It's somewhat true that working lines tend to have higher drives/energy, but that's not a 100% thing either. It sounds like you want one with a good off switch, that can settle in the house, but ready to go. Those are the kinds of things that you need to be open and honest with when talking with breeders. I'd also suggest spending some time researching the different types of lines. I think you have some misconceptions about them in general.


----------



## wolfy dog (Aug 1, 2012)

OP, what is your location?


----------



## Agaribay805 (Jan 7, 2016)

wolfy dog said:


> OP, what is your location?


I'm in Southern California, specifically close to LA


----------



## wolfy dog (Aug 1, 2012)

PM me if you are willing to drive to Oregon. My breeder is there. Deja is the perfect combo of drive and pet as long as you can handle training of dogs like this. They are either a dream or a nightmare


----------



## Agaribay805 (Jan 7, 2016)

Jorski said:


> What @Bearshandler said. I would add that drives and energy are two different things.


Yes that's true, there is prey drive, drive to work/train, energy, etc... In general I would describe my previous dog somewhere in the middle of the spectrum, except when it came to prey drive. That was really high.


----------



## Fodder (Oct 21, 2007)

Agaribay805 said:


> …except when it came to prey drive. That was really high.
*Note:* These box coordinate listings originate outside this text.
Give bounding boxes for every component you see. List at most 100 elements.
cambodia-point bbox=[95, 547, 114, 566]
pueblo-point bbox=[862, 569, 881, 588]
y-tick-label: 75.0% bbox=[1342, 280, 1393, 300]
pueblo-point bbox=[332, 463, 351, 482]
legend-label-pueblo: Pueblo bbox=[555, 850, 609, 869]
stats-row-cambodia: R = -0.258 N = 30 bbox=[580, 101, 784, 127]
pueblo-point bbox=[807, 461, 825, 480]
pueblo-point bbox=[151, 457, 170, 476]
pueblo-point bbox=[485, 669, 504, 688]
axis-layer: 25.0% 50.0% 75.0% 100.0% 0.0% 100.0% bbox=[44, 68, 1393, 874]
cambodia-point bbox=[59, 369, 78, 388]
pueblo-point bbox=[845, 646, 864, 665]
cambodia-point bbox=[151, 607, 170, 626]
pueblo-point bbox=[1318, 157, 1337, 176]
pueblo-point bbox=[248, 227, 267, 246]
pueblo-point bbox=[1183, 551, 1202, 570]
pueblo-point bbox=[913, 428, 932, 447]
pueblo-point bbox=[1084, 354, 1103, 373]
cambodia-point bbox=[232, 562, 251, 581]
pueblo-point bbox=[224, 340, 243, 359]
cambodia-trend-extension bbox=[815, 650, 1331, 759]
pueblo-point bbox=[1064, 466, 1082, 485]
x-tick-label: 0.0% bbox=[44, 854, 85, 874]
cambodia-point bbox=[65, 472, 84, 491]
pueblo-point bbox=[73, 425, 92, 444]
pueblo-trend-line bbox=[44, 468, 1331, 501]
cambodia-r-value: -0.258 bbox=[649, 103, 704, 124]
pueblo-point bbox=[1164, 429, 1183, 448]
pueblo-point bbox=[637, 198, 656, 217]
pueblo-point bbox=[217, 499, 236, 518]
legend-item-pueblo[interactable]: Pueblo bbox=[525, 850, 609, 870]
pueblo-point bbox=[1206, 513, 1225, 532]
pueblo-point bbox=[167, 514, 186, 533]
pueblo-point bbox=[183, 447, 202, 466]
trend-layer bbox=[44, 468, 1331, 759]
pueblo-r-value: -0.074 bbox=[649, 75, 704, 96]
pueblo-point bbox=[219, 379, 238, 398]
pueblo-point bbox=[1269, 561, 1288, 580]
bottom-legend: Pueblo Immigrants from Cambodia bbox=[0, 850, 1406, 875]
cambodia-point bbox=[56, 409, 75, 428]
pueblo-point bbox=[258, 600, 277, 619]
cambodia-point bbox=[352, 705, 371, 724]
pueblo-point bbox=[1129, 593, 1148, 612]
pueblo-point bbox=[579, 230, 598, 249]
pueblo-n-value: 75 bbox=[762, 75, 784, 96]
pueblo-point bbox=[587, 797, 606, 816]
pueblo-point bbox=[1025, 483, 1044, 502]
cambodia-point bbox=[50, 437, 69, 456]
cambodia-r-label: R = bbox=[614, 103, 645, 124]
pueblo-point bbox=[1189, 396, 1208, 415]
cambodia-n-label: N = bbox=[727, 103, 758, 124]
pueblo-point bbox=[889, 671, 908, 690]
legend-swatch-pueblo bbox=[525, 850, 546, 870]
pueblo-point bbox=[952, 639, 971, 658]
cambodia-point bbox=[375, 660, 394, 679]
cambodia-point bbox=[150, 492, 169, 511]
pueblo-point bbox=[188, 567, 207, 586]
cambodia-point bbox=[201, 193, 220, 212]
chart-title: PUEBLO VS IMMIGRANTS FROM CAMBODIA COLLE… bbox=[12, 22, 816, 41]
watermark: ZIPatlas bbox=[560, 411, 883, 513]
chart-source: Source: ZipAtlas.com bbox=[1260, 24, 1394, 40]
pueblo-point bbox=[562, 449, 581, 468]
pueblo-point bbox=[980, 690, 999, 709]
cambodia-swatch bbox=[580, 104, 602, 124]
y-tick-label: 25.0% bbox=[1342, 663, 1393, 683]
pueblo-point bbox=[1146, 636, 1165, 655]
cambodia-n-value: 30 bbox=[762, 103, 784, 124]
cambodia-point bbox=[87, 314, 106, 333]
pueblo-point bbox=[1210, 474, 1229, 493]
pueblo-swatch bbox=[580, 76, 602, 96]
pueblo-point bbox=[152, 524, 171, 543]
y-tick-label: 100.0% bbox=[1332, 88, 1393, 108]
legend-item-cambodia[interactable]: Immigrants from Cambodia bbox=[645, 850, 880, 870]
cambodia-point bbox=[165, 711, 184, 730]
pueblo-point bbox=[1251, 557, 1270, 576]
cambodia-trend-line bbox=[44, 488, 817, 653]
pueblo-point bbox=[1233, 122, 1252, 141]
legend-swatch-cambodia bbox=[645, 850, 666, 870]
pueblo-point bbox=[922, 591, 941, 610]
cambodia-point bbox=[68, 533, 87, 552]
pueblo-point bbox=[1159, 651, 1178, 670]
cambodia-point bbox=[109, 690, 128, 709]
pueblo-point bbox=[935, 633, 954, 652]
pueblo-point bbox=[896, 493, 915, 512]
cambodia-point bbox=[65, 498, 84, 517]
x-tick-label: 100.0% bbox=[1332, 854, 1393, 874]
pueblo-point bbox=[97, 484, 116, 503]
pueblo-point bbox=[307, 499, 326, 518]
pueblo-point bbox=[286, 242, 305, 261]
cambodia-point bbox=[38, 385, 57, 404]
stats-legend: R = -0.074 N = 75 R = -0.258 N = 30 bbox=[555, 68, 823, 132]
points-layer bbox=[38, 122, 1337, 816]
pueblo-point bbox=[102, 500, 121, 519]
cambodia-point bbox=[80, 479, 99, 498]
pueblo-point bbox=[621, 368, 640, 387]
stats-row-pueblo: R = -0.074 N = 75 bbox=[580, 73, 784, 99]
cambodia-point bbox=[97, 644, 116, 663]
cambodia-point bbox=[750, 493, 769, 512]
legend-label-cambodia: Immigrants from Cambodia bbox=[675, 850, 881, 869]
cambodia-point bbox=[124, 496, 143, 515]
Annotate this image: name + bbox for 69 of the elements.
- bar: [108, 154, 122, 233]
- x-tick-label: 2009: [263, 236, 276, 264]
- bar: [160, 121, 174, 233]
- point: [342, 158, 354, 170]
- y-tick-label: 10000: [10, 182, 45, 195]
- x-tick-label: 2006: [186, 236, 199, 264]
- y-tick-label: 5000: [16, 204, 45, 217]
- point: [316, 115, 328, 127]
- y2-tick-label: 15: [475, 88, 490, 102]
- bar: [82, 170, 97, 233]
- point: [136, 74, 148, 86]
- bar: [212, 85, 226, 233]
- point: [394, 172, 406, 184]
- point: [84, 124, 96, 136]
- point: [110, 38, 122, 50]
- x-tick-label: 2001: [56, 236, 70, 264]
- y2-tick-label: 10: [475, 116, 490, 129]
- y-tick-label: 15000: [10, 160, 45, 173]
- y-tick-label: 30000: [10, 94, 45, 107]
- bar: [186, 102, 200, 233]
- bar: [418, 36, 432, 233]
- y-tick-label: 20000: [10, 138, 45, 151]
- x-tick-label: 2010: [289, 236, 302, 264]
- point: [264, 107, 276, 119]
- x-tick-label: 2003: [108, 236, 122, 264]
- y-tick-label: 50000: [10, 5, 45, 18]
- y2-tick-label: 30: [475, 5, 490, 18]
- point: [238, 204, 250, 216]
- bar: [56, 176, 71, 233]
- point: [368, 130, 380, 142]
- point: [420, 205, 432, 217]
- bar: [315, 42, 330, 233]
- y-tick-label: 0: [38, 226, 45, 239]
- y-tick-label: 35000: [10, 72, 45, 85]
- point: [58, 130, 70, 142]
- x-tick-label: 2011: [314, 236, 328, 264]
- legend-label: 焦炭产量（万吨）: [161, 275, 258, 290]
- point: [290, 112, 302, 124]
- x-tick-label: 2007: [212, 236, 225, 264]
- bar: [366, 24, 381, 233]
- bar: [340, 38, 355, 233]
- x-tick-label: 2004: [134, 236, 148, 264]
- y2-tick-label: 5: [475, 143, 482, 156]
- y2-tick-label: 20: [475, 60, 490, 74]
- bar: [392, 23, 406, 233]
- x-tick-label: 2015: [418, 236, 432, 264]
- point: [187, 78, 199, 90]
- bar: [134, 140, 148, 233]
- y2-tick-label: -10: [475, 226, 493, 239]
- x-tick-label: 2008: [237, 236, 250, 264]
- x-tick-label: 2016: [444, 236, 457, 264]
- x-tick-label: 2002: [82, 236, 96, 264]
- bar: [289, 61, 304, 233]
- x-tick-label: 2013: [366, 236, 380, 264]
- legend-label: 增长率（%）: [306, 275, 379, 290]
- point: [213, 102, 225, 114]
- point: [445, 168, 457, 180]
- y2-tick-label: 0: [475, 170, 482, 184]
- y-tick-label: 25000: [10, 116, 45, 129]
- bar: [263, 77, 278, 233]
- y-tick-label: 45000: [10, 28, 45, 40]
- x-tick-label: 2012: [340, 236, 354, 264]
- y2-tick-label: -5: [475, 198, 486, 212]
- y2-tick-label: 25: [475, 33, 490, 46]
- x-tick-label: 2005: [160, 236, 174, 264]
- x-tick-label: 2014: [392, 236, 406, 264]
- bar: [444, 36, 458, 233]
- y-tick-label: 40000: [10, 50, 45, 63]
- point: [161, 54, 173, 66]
did you ever attempt to utilize it in some form? provide an outlet?


----------



## LovinOnMyGSD (2 mo ago)

wolfy dog said:


> PM me if you are willing to drive to Oregon. My breeder is there. Deja is the perfect combo of drive and pet as long as you can handle training of dogs like this. They are either a dream or a nightmare


Sorry to butt in on someone else’s post but wanted to ask you about Deja’s breeder and couldn’t seem to PM you. Would you mind sharing that with me?


----------



## wolfy dog (Aug 1, 2012)

Will send you a pm. Please post here if you can't open it


----------